President Trump’s message to Congress last week stating his intent to set a 1.9 percent federal employee raise on average in January if Congress remains silent regarding a raise through the year has spurred some federal retirees to ask what impact that has on their January COLA. The short answer is “none.”

An annual raise for current employees is supposed to be set during the congressional budget process, although in recent years Congress has taken advantage of the federal pay law’s language providing for a raise by default in the absence of a number specified in law. Trump’s message, like similar ones of his predecessors, repeats his original proposal of earlier this year and is essentially a defensive move: it prevents what would be a much larger default raise, above 26 percent, that the law otherwise would require. That number is based on the latest official estimate of the “pay gap” produced by the Federal Salary Council, using Labor Department figures on comparing federal vs. non-federal pay.

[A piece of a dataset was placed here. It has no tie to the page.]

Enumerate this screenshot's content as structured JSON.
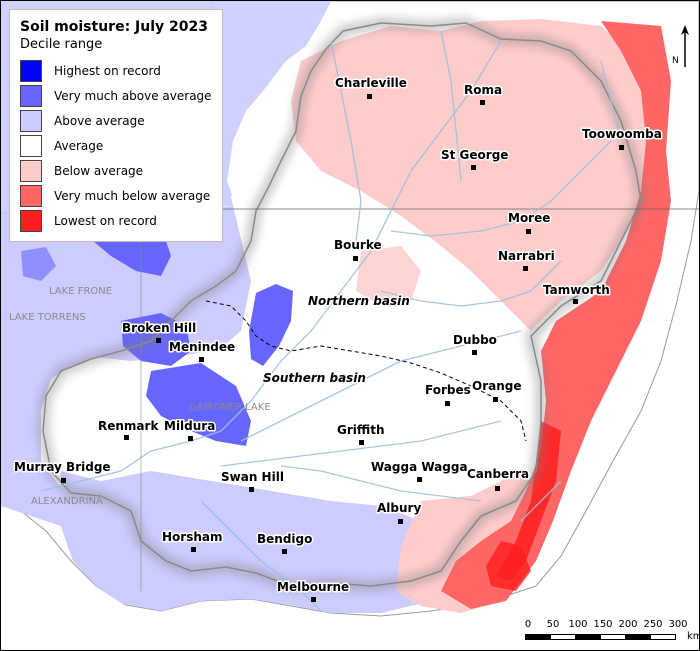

Trump further recommended dividing the raise into across-the-board and locality components, which likely would result in raises varying by locality from about 1.7 to about 2.1 percent.

COLAs for federal retirees (and survivor beneficiaries) are set automatically, based on the same inflation measure used to determine the adjustment to Social Security and several other benefit programs. Through ten months of that count, the figure stands at 1.5 percent. There have been projections that the number will jump in the last two months, in part due to an increase in fuel prices resulting from a slowdown in production by refineries in the areas hit by Hurricane Harvey. The final number is to be announced in late October and the COLA will be paid automatically except in the highly unlikely event that Congress and the White House intervene to override it.

Thus, the 2018 employee raise number and the retiree COLA number could end up being about the same, a common occurrence. But there is no formal linkage between the two, and in some years one has been significantly higher than the other.